Taking into account that the series is still in the review process, I will not go too deep into the technical details of the implementation. In general, most of the changes were related with the assumption that all we had was 32 or 64 bit types, so we just needed to update some conditions to take into account 16-bit types supported by the HW. In any case, I think that I can list three issues that required some extra work from our side:

  • One of the subfeatures we needed to support is being able to define 16-bit input vertex attributes. A really good reading about how this is implemented and supported on Intel HW is Ben Widawsky’s post “GEN Graphics And The URB”. This post explains in detail how this is done for 32-bit vertex inputs. We used this post as another source of documentation when we implemented the support for 64-bit vertex attributes last year (I briefly mentioned it on my previous blog post). In the case of 64-bit, when feeding the shader with the data, you can configure how the 64-bit data is passed to the shader. There is a surface format that do an implicit conversion to 32-bit, and another that pass it without any conversion (PASSTHRU format). You use one or the other depending on the type of your variable at the shader. But, for the case of 16-bit, there is just one surface format. And as the section FormatConversion at the reference manual points, this surface format do an implicit 16-bit to 32-bit conversion. In order to workaround it, we needed to change the surface format on the fly, using a 32-bit format one, and then reorder the data when it arrived to the shader.

  • Most of the surface read/writes used on intel driver are untyped surface readwrite message. Unfourtunately, those are 32-bit width messages. So we needed to implement the support, and use, a different kind of message, byte scattered read/write messages. The reference already warns that it is likely that it would be better to use a different message (for performance reasons). In any case, using this message is only really needed when using variable of one and three components. Eduardo already have a patch that uses 32-bit untyped read/write messages when possible.

  • For a render target write message (so for example, the output of a fragment shader), we enabled the 16-bit payload using the data format bit (Data Format on the Message Descriptor Definition of Send Messages). But this bit is not available on Broadwell, and doesn’t support unsigned ints on Cherryview/Braswell.
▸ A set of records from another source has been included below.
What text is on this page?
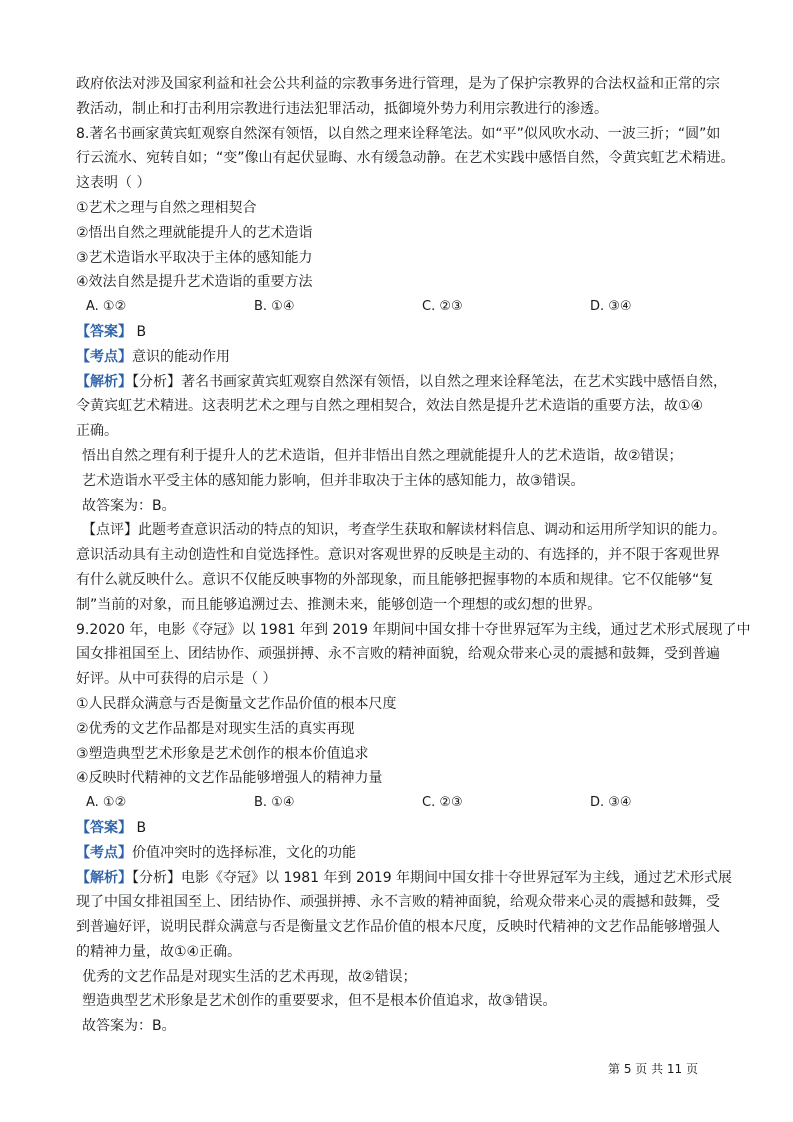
政府依法对涉及国家利益和社会公共利益的宗教事务进行管理，是为了保护宗教界的合法权益和正常的宗
教活动，制止和打击利用宗教进行违法犯罪活动，抵御境外势力利用宗教进行的渗透。
8.著名书画家黄宾虹观察自然深有领悟，以自然之理来诠释笔法。如“平”似风吹水动、一波三折；“圆”如
行云流水、宛转自如；“变”像山有起伏显晦、水有缓急动静。在艺术实践中感悟自然，令黄宾虹艺术精进。
这表明（ ）
①艺术之理与自然之理相契合
②悟出自然之理就能提升人的艺术造诣
③艺术造诣水平取决于主体的感知能力
④效法自然是提升艺术造诣的重要方法
A. ①②	B. ①④	C. ②③	D. ③④
【答案】 B
【考点】意识的能动作用
【解析】【分析】著名书画家黄宾虹观察自然深有领悟，以自然之理来诠释笔法，在艺术实践中感悟自然，
令黄宾虹艺术精进。这表明艺术之理与自然之理相契合，效法自然是提升艺术造诣的重要方法，故①④
正确。
悟出自然之理有利于提升人的艺术造诣，但并非悟出自然之理就能提升人的艺术造诣，故②错误；
艺术造诣水平受主体的感知能力影响，但并非取决于主体的感知能力，故③错误。
故答案为：B。
【点评】此题考查意识活动的特点的知识，考查学生获取和解读材料信息、调动和运用所学知识的能力。
意识活动具有主动创造性和自觉选择性。意识对客观世界的反映是主动的、有选择的，并不限于客观世界
有什么就反映什么。意识不仅能反映事物的外部现象，而且能够把握事物的本质和规律。它不仅能够“复
制”当前的对象，而且能够追溯过去、推测未来，能够创造一个理想的或幻想的世界。
9.2020 年，电影《夺冠》以 1981 年到 2019 年期间中国女排十夺世界冠军为主线，通过艺术形式展现了中
国女排祖国至上、团结协作、顽强拼搏、永不言败的精神面貌，给观众带来心灵的震撼和鼓舞，受到普遍
好评。从中可获得的启示是（ ）
①人民群众满意与否是衡量文艺作品价值的根本尺度
②优秀的文艺作品都是对现实生活的真实再现
③塑造典型艺术形象是艺术创作的根本价值追求
④反映时代精神的文艺作品能够增强人的精神力量
A. ①②	B. ①④	C. ②③	D. ③④
【答案】 B
【考点】价值冲突时的选择标准，文化的功能
【解析】【分析】电影《夺冠》以 1981 年到 2019 年期间中国女排十夺世界冠军为主线，通过艺术形式展
现了中国女排祖国至上、团结协作、顽强拼搏、永不言败的精神面貌，给观众带来心灵的震撼和鼓舞，受
到普遍好评，说明民群众满意与否是衡量文艺作品价值的根本尺度，反映时代精神的文艺作品能够增强人
的精神力量，故①④正确。
优秀的文艺作品是对现实生活的艺术再现，故②错误；
塑造典型艺术形象是艺术创作的重要要求，但不是根本价值追求，故③错误。
故答案为：B。
第 5 页 共 11 页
So for those cases as workaround we needed to use the 32-bit payload, doing an extra conversion from 16-bit to 32-bits before the HW deals with the surface format conversion when writing 32-bit values to a 16-bit format surface.

So the next steps now is getting it reviewed, update the patchs accordingly and land it on master. In parallel we are working on optimizations and other improvements we listed while we were working on the extension (as the already mentioned Eduardo’s patch).

Finally, I would like to thanks Intel for sponsoring this work and for their support. Also, thanks to Iago Toral and Samuel Iglesias for sharing with us their experience while developing the 64-bit support on both OpenGL and Vulkan that helped us to implement this extension.